Ira Chernus, a religious-studies professor at CU-Boulder, summarizes what Berger means by "the canopy":
What we want more than anything else, according to this sociological view, is to be in balance--to have a permanent stable order in our lives, so that we can predict both the environment and the responses to it that we and others around us will choose. Society's main project is to create this sense of stable predictable order and to make all of us believe in it, although in fact it is always a false illusion.
We want a stable order, yes, which means that the tent stays up. But in one sudden 60 mph-or-higher blast, the high-tech "16-man" cooking/dining tipi, centerpiece of the annual Colorado Kifaru Winter Rendezvous, has simply vanished — and I lay in my sleeping bag, looking up at an angry murky sky, semi-illuminated by the Moon.

The canopy, sacred or otherwise, was gone. Stability was a false illusion.
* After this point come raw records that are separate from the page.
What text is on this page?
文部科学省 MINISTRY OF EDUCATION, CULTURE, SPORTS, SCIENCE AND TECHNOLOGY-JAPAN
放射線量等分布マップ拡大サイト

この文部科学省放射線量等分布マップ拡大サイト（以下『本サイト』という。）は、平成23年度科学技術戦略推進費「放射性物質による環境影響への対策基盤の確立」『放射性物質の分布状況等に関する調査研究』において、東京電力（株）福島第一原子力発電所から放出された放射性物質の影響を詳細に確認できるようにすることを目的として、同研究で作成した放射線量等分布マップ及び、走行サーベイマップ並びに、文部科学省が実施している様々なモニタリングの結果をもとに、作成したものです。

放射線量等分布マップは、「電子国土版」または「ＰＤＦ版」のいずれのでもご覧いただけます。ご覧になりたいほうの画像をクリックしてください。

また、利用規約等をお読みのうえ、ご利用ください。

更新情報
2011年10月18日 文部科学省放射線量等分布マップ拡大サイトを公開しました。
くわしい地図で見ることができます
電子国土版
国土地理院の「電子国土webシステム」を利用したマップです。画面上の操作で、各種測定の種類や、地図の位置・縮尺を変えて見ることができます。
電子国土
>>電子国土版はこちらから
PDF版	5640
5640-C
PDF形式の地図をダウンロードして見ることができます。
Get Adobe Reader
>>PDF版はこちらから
Up, out of the sleeping bag, pulling on my boots, I made sure that the fabric had not snagged on the wood-burning stove — now tipped on its side — that still held a few embers.

Plan A, check with Kevin, my near neighbor, who had an "8-man" tipi set up. I turned that way and—where was the tipi? It was down too, and its stove had tumbled a pot of melting snow onto his sleeping bag. Luckily, the temperature was only slightly below freezing, and so Kevin had covered his sleeping bag with a bivvy sack, zipped it up, and planned to deal with everything in the morning.
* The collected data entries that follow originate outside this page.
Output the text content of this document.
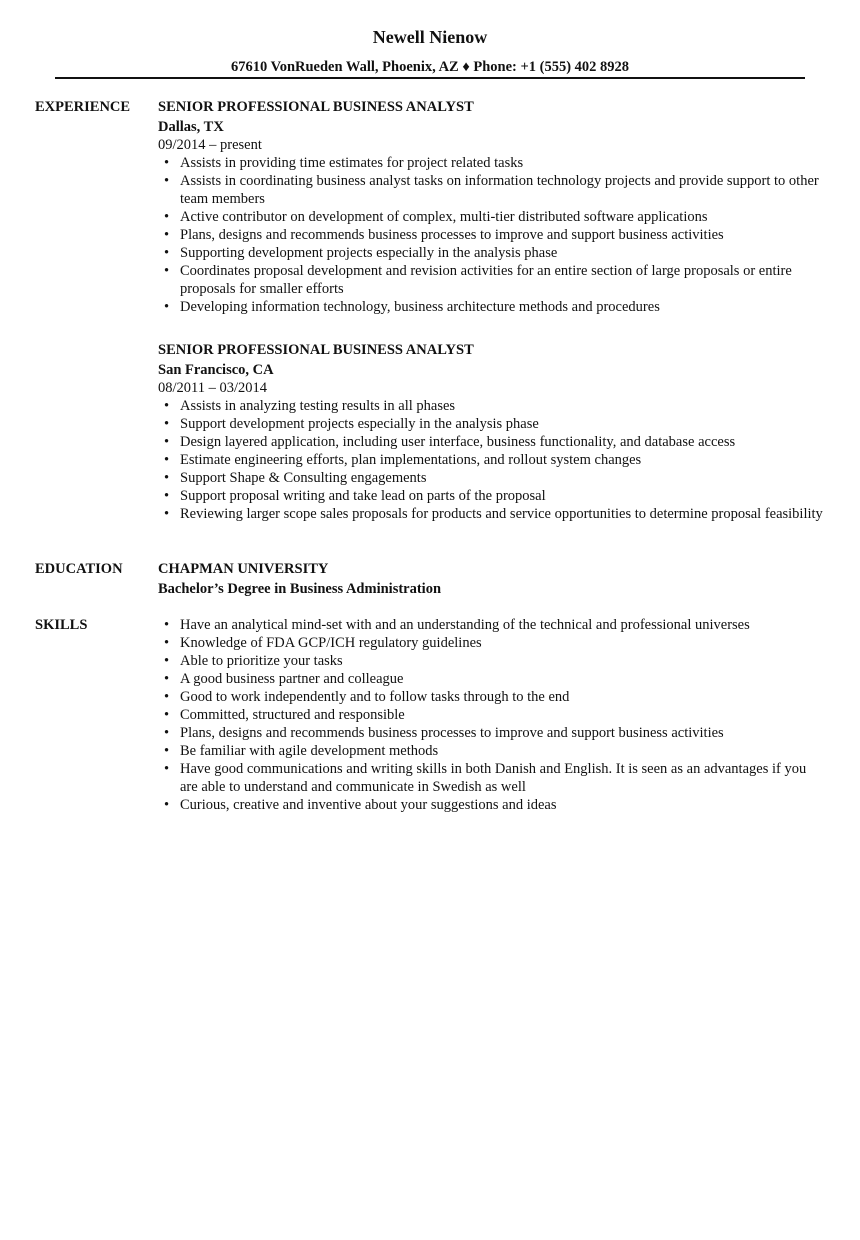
Newell Nienow
67610 VonRueden Wall, Phoenix, AZ ♦ Phone: +1 (555) 402 8928
EXPERIENCE SENIOR PROFESSIONAL BUSINESS ANALYST
Dallas, TX
09/2014 – present
• Assists in providing time estimates for project related tasks
• Assists in coordinating business analyst tasks on information technology projects and provide support to other team members
• Active contributor on development of complex, multi-tier distributed software applications
• Plans, designs and recommends business processes to improve and support business activities
• Supporting development projects especially in the analysis phase
• Coordinates proposal development and revision activities for an entire section of large proposals or entire proposals for smaller efforts
• Developing information technology, business architecture methods and procedures
SENIOR PROFESSIONAL BUSINESS ANALYST
San Francisco, CA
08/2011 – 03/2014
• Assists in analyzing testing results in all phases
• Support development projects especially in the analysis phase
• Design layered application, including user interface, business functionality, and database access
• Estimate engineering efforts, plan implementations, and rollout system changes
• Support Shape & Consulting engagements
• Support proposal writing and take lead on parts of the proposal
• Reviewing larger scope sales proposals for products and service opportunities to determine proposal feasibility
EDUCATION CHAPMAN UNIVERSITY
Bachelor’s Degree in Business Administration
SKILLS	• Have an analytical mind-set with and an understanding of the technical and professional universes
• Knowledge of FDA GCP/ICH regulatory guidelines
• Able to prioritize your tasks
• A good business partner and colleague
• Good to work independently and to follow tasks through to the end
• Committed, structured and responsible
• Plans, designs and recommends business processes to improve and support business activities
• Be familiar with agile development methods
• Have good communications and writing skills in both Danish and English. It is seen as an advantages if you are able to understand and communicate in Swedish as well
• Curious, creative and inventive about your suggestions and ideas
Since I had no bivvy sack, my Plan B was to wrap up in the tent fabric like a human tamale and wait out the night. 

Then I saw a head lamp moving over in another direction. Another tent was down. It was Eric's, and he had room, so I traded help in re-rigging his small tipi for shelter space. By shoveling snow around the edges, we cut down on the ground blizzards that were moving through the tent.

Kifaru's tipis should have stood up to that wind, and in fact, not every one of them went down. For the big tent — maybe the others too – I blame the fact that it was erected late in the afternoon, and the snow had not really set up around the long snow pins. We re-did it the next morning, making everything extra-taut and weighting down the edges with snow, and it did fine.

Eric cooking in the snow cave's vestibule.
But Eric had another idea: he had started a snow cave the day before, and on Saturday we spent another hour enlarging it to two-man capacity.

Snow caves are so quiet. You can hear yourself blink.